Com relação ao Brasil, a crise externa nos atinge por dois vetores distintos. O primeiro deles, via queda da demanda externa, que reduz nossas exportações e acarreta um choque desfavorável aos termos de troca da economia brasileira. O segundo, via retração do crédito e aumento da aversão ao risco, que leva ao aumento da saída líquida de capitais e à redução do crédito externo para as empresas brasileiras. A partir desses vetores, a crise se propaga internamente principalmente pela deterioração das expectativas dos agentes econômicos e pela redução da liquidez e do crédito no mercado financeiro doméstico.
Diante desse quadro, as medidas já adotadas para restaurar a liquidez nos mercados financeiros e evitar que se instaurasse uma crise aberta de confiança foram positivas. O governo, por meio do Banco Central, agiu de maneira pronta para irrigar o mercado financeiro e evitar que a redução de liquidez pudesse comprometer a higidez do sistema. A liberação dos depósitos compulsórios, por exemplo, foi uma medida correta, assim como são positivas as ações para aumentar a oferta de crédito em moeda estrangeira, via leilões de linhas.
Porém, haveria equívoco se o governo "complementasse" tal atuação no mercado financeiro com medidas de aumento do déficit público. Por um lado, o Brasil não possui poupança doméstica suficiente para enveredar no caminho de aumentos adicionais da despoupança do setor público, pois isso representaria maior demanda de poupança externa (conta corrente mais deficitária) e um brutal efeito de "crowding-out" que deprimiria ainda mais o investimento privado. Por outro lado, a situação estrutural das contas públicas no Brasil, embora tenha melhorado nos últimos anos, continua abaixo dos padrões ideais, o que limita o espaço para expansões conjunturais da despesa. Nesse sentido, é de se mencionar a rigidez do gasto - a maior parte inadministrável no curto prazo, o perfil da dívida pública interna e, não menos importante, a trajetória recente de elevação dos gastos de custeio.

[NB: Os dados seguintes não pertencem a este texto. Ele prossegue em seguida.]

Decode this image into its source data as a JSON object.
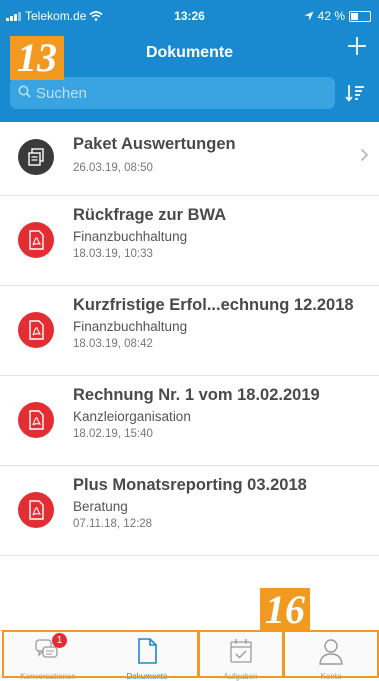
{
  "status_bar": {
    "carrier": "Telekom.de",
    "time": "13:26",
    "battery": "42 %",
    "battery_level": 0.42
  },
  "nav": {
    "title": "Dokumente",
    "add_icon": "plus-icon"
  },
  "search": {
    "placeholder": "Suchen",
    "sort_icon": "sort-icon"
  },
  "callouts": {
    "top": "13",
    "bottom": "16"
  },
  "colors": {
    "header": "#1a8ad0",
    "search_field": "#3aa4e3",
    "pdf_icon": "#e42d33",
    "folder_icon": "#3a3a3a",
    "callout": "#f29a1f",
    "active_tab": "#1a8ad0"
  },
  "documents": [
    {
      "title": "Paket Auswertungen",
      "category": "",
      "date": "26.03.19, 08:50",
      "icon": "package-icon",
      "has_chevron": true
    },
    {
      "title": "Rückfrage zur BWA",
      "category": "Finanzbuchhaltung",
      "date": "18.03.19, 10:33",
      "icon": "pdf-icon"
    },
    {
      "title": "Kurzfristige Erfol...echnung 12.2018",
      "category": "Finanzbuchhaltung",
      "date": "18.03.19, 08:42",
      "icon": "pdf-icon"
    },
    {
      "title": "Rechnung Nr. 1 vom 18.02.2019",
      "category": "Kanzleiorganisation",
      "date": "18.02.19, 15:40",
      "icon": "pdf-icon"
    },
    {
      "title": "Plus Monatsreporting 03.2018",
      "category": "Beratung",
      "date": "07.11.18, 12:28",
      "icon": "pdf-icon"
    }
  ],
  "tabs": [
    {
      "label": "Konversationen",
      "icon": "chat-icon",
      "badge": "1"
    },
    {
      "label": "Dokumente",
      "icon": "document-icon",
      "active": true
    },
    {
      "label": "Aufgaben",
      "icon": "calendar-check-icon"
    },
    {
      "label": "Konto",
      "icon": "user-icon"
    }
  ]
}
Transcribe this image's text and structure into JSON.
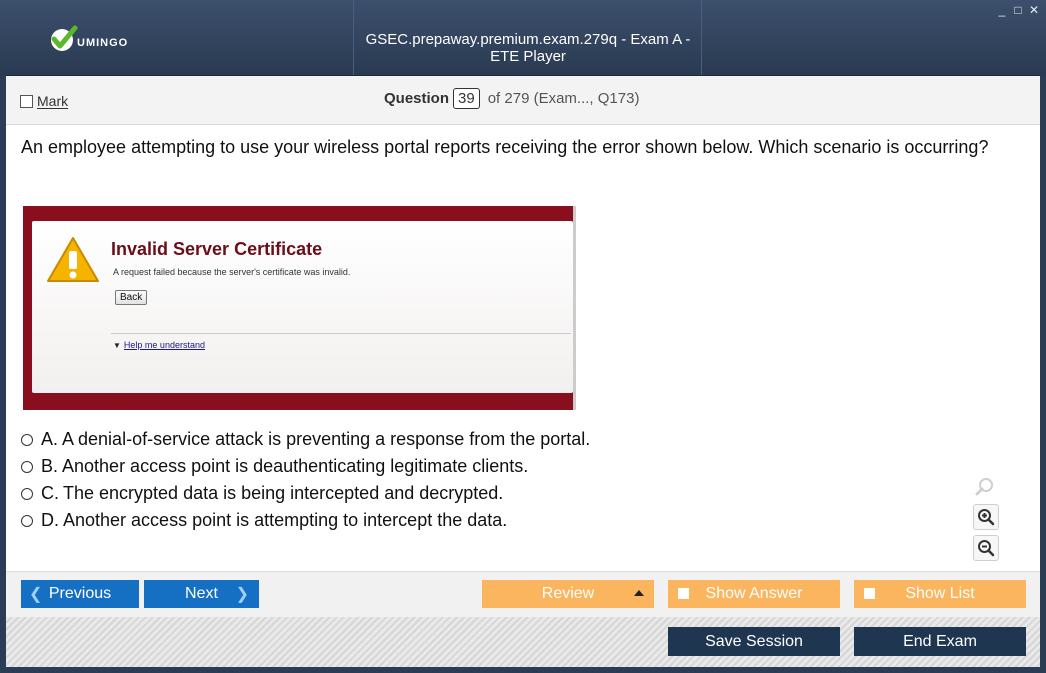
{
  "window": {
    "title": "GSEC.prepaway.premium.exam.279q - Exam A - ETE Player",
    "logo_text": "UMINGO",
    "controls": [
      "_",
      "□",
      "✕"
    ]
  },
  "header": {
    "mark_label": "Mark",
    "question_word": "Question",
    "question_number": "39",
    "question_rest": "of 279 (Exam..., Q173)"
  },
  "question": {
    "stem": "An employee attempting to use your wireless portal reports receiving the error shown below. Which scenario is occurring?",
    "exhibit": {
      "title": "Invalid Server Certificate",
      "message": "A request failed because the server's certificate was invalid.",
      "back_label": "Back",
      "help_label": "Help me understand"
    },
    "answers": [
      {
        "letter": "A.",
        "text": "A denial-of-service attack is preventing a response from the portal."
      },
      {
        "letter": "B.",
        "text": "Another access point is deauthenticating legitimate clients."
      },
      {
        "letter": "C.",
        "text": "The encrypted data is being intercepted and decrypted."
      },
      {
        "letter": "D.",
        "text": "Another access point is attempting to intercept the data."
      }
    ]
  },
  "nav": {
    "previous_label": "Previous",
    "next_label": "Next",
    "review_label": "Review",
    "show_answer_label": "Show Answer",
    "show_list_label": "Show List"
  },
  "footer": {
    "save_label": "Save Session",
    "end_label": "End Exam"
  },
  "colors": {
    "titlebar": "#2f4160",
    "nav_blue": "#1570c4",
    "orange": "#fbb55e",
    "dark_button": "#1f3651",
    "exhibit_red": "#8a0f1e"
  }
}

Desse modo, caso tentasse imitar o primeiro mundo com medidas fiscais "anticíclicas", o Brasil somente colheria mais tempestade, em vez de atenuar os efeitos da crise externa. A taxa de câmbio se depreciaria ainda mais - o que exigiria juros domésticos mais elevados para evitar pressões inflacionárias adicionais - além de se correr o risco de piora da percepção externa sobre os fundamentos macroeconômicos do país, o que poderia implicar aumento dos prêmios de risco para as empresas e o governo brasileiro. Muito melhor seria continuar mostrando ao mundo que temos uma política fiscal responsável, o que traria uma recuperação mais rápida da economia brasileira.